Geçen hafta, ilişkilerde iletişimin önemine değinmiş, yapılacak ve yapılmayacaklara bakmıştık. Bu haftaki yazımız ise bunları neden yapıp yapmayacağımız konusunda..
********************************************************************
Peki bunları neden mi yapmalıyız, birlikte bakalım:
- Duygusal olarak güvende hissedebilmek için tehditkar olmayan bir iletişime ihtiyaç duyarız. Bazı kişiler yüksek tonda, fazla iddialı konuşmalarla başa çıkabilirken bazıları da yumuşak bir ses tonuyla yapılan konuşmalarda, zıtlaşmayan, eleştirmeyen, saldırmayan ya da negatif hissettirmeyen bir tarzda kendilerini daha rahat hisssederler.
- Hepimizin aileden getirdiğimiz / öğrendiğimiz bir iletişim tarzı vardır. Hiç bağrış-çağrış, anlaşmazlık ya da çatışma olmayan bir ailede yetiştiyseniz “yapılmayacaklar” dediğimiz bir tarz sizi rahatsız eder. Bunun tam tersi bir ortamda büyüdüyseniz de sakin bir iletişim sizi rahatsız edecektir. İşte bu yüzden “benzer benzeri çeker” den hareketle aynı yada benzer iletişim tarzına sahip ailelerde yetişen kişiler birbirlerinin yanında daha rahattırlar. Çünkü öğrendiğiniz / bildiğiniz ve sizi “evde hissettiren” tarz budur ve aslında bu bilinçsizce olmaktadır.

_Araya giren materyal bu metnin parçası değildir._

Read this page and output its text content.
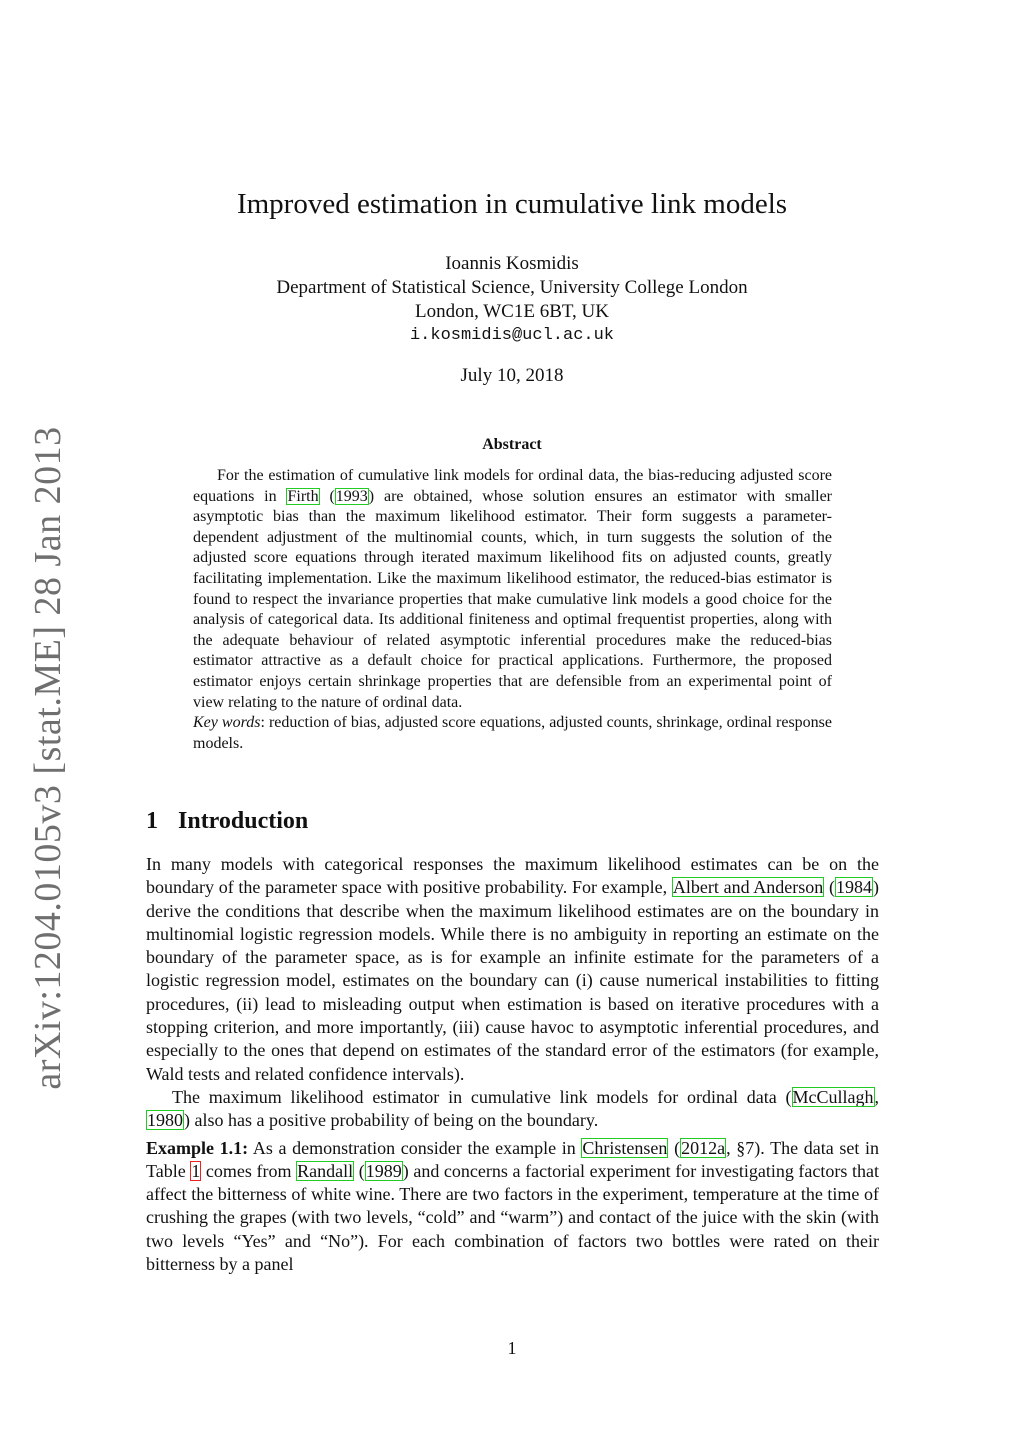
arXiv:1204.0105v3 [stat.ME] 28 Jan 2013
Improved estimation in cumulative link models
Ioannis Kosmidis
Department of Statistical Science, University College London
London, WC1E 6BT, UK
i.kosmidis@ucl.ac.uk
July 10, 2018
Abstract

For the estimation of cumulative link models for ordinal data, the bias-reducing adjusted score equations in Firth (1993) are obtained, whose solution ensures an estimator with smaller asymptotic bias than the maximum likelihood estimator. Their form suggests a parameter-dependent adjustment of the multinomial counts, which, in turn suggests the solution of the adjusted score equations through iterated maximum likelihood fits on adjusted counts, greatly facilitating implementation. Like the maximum likelihood estimator, the reduced-bias estimator is found to respect the invariance properties that make cumulative link models a good choice for the analysis of categorical data. Its additional finiteness and optimal frequentist properties, along with the adequate behaviour of related asymptotic inferential procedures make the reduced-bias estimator attractive as a default choice for practical applications. Furthermore, the proposed estimator enjoys certain shrinkage properties that are defensible from an experimental point of view relating to the nature of ordinal data.

Key words: reduction of bias, adjusted score equations, adjusted counts, shrinkage, ordinal response models.

1 Introduction

In many models with categorical responses the maximum likelihood estimates can be on the boundary of the parameter space with positive probability. For example, Albert and Anderson (1984) derive the conditions that describe when the maximum likelihood estimates are on the boundary in multinomial logistic regression models. While there is no ambiguity in reporting an estimate on the boundary of the parameter space, as is for example an infinite estimate for the parameters of a logistic regression model, estimates on the boundary can (i) cause numerical instabilities to fitting procedures, (ii) lead to misleading output when estimation is based on iterative procedures with a stopping criterion, and more importantly, (iii) cause havoc to asymptotic inferential procedures, and especially to the ones that depend on estimates of the standard error of the estimators (for example, Wald tests and related confidence intervals).

The maximum likelihood estimator in cumulative link models for ordinal data (McCullagh, 1980) also has a positive probability of being on the boundary.

Example 1.1: As a demonstration consider the example in Christensen (2012a, §7). The data set in Table 1 comes from Randall (1989) and concerns a factorial experiment for investigating factors that affect the bitterness of white wine. There are two factors in the experiment, temperature at the time of crushing the grapes (with two levels, “cold” and “warm”) and contact of the juice with the skin (with two levels “Yes” and “No”). For each combination of factors two bottles were rated on their bitterness by a panel

1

Öte yandan bunun sağlıklı bir iletişim şekli olmadığı da açıktır. Bu nedenle insanların kendilerini rahat hissedebilecekleri ya da incinmiş, kızgın, utangaç ya da suçlu hissetmeyecekleri bir iletişim ortamı için temel bazı yöntemleri toparlayalım:
-
Konuşmaya karşınızdakini suçlayıcı bir şekilde parmağınızı ona doğru sallayarak başlamayın. İşaret parmağınız karşınızdakine yönelikken diğer 4 parmağınızın kendinize dönük olduğunun farkında olun!..
- “Sen” dili kullanarak suçlayıcı bir şekilde konuşmayın.
- Ofis çalışanlarının ya da ev halkının önünde yüksek sesle bağırmayın. (Özellikle çocukken anne babalar böyle yapar, hatırlayın. Çocukken de hoş değil, büyükken de!..)
- Kızgın bir ses tonu ve negatif bir beden diliyle konuşmayın.
- Karşınızdakinin sözünü kesmeyin.
- Saygısız ya da saldırgan sözcükler kullanmayın.
- Korkutucu el, kol, ya da vücut hareketleri yapmayın.
- Dikkatinizi tam olarak karşınızdakine verin.
- Göz kontağı kurun.
- Arkanızı dönüp konuşmayın.
Ve de bence en önemlisi karşınızdakiyle konuşuyorken %100 an’da olun. Dinleyin!.. Sözünü kesmeden, ne söyleyeceğini tahmin etmeden, yargılamadan, söylediklerinin doğru ya da yanlış olduğu şeklinde fikir yürütmeden, sadece o anda olarak dinleyin.